Ik heb toegezegd hierover voor de begrotingsbehandeling een brief te sturen. Hierbij
voldoe ik aan deze toezegging.
Zoals ik in mijn brief van 30 september jl. (Kamerstuk 30 139, nr. 122) heb toegelicht, is het re-integratieproces bij Defensie vastgelegd in de nota «Herzien
Re-integratiebeleid Defensiepersoneel» uit 2007. Het re-integratieproces berust op de Wet Verbetering Poortwachter, de Wet Werk en Inkomen naar
Arbeidsvermogen (WIA) en het «Hoofdlijnenakkoord inzake aanpassing rechtspositie Defensiepersoneel
aan WIA-wetgeving» van 5 december 2006. Dit akkoord bevat aanvullende afspraken met
de centrales van overheidspersoneel over een inkomensgarantie en individueel maatwerk
voor MOD’ers.
Het DC-R speelt als kenniscentrum en als uitvoerende instantie een centrale rol bij
de uitvoering van het re-integratiebeleid.
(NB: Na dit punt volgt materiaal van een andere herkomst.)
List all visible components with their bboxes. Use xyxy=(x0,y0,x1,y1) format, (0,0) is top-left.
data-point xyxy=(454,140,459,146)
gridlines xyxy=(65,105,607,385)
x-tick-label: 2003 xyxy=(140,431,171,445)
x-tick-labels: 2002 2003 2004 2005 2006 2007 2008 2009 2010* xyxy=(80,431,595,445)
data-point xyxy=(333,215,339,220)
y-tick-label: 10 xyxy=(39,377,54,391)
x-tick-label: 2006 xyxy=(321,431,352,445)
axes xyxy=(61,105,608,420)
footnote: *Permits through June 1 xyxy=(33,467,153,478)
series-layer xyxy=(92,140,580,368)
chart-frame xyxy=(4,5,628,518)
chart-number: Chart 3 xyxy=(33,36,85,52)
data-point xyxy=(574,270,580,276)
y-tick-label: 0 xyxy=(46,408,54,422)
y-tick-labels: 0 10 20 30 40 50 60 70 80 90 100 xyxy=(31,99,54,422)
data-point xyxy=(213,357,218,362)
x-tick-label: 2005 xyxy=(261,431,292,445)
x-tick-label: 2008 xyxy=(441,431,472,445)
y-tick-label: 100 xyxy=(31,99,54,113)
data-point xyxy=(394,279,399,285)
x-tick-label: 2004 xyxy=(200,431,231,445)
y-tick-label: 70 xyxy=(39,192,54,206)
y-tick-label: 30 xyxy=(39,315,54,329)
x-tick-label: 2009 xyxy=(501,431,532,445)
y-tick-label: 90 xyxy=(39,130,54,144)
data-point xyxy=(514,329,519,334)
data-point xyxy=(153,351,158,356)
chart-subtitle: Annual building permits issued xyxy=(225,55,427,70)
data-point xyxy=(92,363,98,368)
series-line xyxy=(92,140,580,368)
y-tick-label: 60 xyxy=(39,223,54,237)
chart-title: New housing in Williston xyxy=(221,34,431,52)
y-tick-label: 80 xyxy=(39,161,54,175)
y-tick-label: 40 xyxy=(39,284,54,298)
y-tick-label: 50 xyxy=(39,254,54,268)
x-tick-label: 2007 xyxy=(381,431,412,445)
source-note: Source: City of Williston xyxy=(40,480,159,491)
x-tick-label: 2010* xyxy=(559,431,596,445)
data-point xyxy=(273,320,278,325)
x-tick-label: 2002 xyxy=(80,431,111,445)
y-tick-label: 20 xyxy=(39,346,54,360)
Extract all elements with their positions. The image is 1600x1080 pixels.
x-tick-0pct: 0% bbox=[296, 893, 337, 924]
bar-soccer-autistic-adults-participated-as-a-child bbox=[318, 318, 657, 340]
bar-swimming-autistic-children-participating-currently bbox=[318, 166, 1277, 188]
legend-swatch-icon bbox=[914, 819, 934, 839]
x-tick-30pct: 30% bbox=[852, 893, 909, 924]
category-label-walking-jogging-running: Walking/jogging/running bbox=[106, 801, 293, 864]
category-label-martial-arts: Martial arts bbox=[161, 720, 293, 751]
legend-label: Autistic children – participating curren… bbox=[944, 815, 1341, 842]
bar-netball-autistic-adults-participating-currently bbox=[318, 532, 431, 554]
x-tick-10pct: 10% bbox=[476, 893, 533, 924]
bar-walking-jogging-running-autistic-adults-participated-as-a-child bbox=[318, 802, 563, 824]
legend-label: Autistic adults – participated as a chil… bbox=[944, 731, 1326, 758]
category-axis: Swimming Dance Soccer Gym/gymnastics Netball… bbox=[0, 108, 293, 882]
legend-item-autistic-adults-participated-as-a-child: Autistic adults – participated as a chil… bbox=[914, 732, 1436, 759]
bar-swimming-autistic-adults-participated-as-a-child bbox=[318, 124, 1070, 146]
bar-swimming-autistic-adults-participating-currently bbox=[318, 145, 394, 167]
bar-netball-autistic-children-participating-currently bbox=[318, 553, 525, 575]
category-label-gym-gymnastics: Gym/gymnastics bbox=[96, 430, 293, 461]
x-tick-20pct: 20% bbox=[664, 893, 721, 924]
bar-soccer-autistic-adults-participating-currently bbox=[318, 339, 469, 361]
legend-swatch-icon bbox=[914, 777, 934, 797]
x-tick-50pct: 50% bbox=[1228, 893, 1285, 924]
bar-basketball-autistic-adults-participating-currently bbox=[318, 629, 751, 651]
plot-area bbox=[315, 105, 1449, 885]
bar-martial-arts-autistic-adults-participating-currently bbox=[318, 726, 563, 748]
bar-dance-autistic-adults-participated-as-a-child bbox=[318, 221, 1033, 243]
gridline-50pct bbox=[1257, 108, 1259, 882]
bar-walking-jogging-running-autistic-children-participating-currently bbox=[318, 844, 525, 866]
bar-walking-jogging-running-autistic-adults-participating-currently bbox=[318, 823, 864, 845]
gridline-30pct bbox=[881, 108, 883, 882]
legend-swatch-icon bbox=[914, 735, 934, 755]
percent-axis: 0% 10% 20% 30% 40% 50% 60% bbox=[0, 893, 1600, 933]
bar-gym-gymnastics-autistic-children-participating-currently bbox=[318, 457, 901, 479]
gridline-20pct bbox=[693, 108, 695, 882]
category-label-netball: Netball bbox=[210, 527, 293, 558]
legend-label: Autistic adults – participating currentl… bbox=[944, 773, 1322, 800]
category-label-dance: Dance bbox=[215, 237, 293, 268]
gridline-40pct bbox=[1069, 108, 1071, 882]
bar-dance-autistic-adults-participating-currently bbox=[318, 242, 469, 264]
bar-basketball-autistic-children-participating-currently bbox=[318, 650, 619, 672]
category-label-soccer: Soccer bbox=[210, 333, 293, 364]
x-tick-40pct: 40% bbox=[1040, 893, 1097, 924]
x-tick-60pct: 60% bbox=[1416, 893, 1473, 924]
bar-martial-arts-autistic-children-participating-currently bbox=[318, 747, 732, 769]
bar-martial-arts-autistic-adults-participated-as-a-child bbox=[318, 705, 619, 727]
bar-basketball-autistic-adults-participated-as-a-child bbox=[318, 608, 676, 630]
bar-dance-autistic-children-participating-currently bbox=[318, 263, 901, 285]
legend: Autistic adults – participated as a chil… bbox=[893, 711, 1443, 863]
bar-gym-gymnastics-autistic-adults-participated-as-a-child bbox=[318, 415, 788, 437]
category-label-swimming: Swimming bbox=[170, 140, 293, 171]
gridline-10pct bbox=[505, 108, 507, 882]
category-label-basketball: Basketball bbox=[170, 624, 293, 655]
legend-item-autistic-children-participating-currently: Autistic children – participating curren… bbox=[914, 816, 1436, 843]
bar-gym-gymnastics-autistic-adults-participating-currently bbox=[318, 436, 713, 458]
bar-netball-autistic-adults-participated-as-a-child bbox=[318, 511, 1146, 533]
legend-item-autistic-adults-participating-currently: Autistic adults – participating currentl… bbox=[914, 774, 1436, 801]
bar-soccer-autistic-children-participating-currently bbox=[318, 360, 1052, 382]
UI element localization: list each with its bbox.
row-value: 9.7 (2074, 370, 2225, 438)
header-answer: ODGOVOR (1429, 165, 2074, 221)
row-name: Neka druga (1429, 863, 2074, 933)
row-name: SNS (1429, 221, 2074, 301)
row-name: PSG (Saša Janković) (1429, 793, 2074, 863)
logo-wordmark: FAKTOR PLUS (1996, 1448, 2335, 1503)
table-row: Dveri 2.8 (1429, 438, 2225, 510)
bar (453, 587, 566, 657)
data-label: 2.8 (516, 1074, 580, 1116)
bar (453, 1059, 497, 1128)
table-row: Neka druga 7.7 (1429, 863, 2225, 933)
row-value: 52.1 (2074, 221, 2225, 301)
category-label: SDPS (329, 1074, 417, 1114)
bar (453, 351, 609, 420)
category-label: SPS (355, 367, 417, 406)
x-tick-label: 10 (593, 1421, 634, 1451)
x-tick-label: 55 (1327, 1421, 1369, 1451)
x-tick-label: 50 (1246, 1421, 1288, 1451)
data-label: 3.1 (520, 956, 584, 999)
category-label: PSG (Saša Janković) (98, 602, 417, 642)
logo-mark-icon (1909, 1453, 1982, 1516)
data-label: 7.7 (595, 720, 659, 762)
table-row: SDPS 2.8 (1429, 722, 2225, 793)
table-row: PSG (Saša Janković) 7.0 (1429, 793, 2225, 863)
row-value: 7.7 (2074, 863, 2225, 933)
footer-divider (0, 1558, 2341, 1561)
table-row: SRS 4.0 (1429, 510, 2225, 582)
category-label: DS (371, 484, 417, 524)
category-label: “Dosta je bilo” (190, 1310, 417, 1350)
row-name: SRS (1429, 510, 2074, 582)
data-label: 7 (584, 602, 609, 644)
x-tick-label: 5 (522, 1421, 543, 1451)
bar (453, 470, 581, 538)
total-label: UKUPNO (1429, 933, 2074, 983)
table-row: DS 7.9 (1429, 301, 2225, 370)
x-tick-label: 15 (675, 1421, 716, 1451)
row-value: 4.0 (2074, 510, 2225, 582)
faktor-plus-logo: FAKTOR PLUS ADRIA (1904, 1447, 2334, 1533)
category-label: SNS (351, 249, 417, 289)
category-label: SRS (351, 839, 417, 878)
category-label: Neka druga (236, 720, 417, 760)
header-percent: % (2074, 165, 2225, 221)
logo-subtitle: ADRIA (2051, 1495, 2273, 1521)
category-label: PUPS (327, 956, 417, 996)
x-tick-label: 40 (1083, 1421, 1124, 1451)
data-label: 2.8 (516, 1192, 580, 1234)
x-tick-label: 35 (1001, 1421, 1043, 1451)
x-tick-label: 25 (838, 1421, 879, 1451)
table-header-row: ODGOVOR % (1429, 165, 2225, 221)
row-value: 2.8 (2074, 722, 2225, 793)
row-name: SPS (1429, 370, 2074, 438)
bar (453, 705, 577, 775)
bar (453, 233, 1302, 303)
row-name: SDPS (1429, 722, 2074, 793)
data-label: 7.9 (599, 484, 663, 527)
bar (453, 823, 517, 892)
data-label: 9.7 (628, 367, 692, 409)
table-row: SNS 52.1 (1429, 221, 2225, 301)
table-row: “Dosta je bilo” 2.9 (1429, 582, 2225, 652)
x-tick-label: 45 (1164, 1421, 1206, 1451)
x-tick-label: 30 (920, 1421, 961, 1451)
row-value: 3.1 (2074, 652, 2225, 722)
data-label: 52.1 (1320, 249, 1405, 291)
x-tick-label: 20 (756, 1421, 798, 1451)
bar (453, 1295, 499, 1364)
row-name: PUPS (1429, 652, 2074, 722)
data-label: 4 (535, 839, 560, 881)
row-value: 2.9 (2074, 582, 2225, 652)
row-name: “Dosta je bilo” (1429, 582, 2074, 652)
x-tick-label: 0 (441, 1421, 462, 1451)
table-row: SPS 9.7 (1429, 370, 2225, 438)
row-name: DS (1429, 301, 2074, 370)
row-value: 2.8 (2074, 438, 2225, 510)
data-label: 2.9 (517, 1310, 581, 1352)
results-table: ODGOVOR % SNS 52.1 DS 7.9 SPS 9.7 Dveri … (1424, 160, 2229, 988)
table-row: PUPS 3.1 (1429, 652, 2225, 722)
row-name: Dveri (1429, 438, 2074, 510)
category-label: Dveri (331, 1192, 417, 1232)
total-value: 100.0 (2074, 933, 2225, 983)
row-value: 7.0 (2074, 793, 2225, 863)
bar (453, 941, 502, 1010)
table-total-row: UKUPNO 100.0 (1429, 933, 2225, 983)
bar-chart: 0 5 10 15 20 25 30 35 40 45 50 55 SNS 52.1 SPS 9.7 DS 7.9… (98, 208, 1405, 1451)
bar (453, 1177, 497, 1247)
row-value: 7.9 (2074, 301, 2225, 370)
Na zes maanden in hun re-integratieproces
worden medewerkers in beginsel bij het DC-R geplaatst. Ondanks de blijvende betrokkenheid
van hun commandant ervaren sommige MOD’ers hierdoor een afstand tot de eigen eenheid.
Het DC-R komt daaraan tegemoet door MOD’ers zoveel mogelijk passende werkzaamheden
bij de eigen eenheid te laten verrichten. De begeleiding van MOD’ers met psychische
klachten legt een toenemend beslag op capaciteit van het DC-R, aangezien het vaak
complexe problemen betreft. Vooralsnog beschikt het DC-R echter over voldoende capaciteit
om in de behoefte te voorzien.
Ik hecht groot belang aan de re-integratie van MOD’ers, zowel vanuit maatschappelijk
oogpunt als omwille van goed werkgeverschap. Het belang hiervan werd nogmaals onderstreept
in de gesprekken die ik afgelopen weekend heb gevoerd met gewonde veteranen tijdens
hun bezoek aan de Staten-Generaal. In mijn brief van 30 september jl. heb ik gemeld
dat Defensie werkt aan de verbetering van de re-integratieketen op grond van de ervaringen
van de afgelopen jaren. Ook het beleid wordt tegen het licht gehouden en, in overleg
met de centrales van overheidspersoneel, zo nodig geactualiseerd. De organisatorische
verandering van het DC-R maakt deel uit van de tweede fase van de reorganisatie Divisie
P&O Defensie (DPOD), die in 2015 haar beslag krijgt. Daartoe behoort ook een herijking
van de benodigde capaciteit voor het re-integratieproces. Mocht er vooruitlopend op
de herijking een knelpunt ontstaan, dan zal ik tijdig maatregelen nemen, zodat de
zorg voor en begeleiding van MOD’ers gewaarborgd blijven.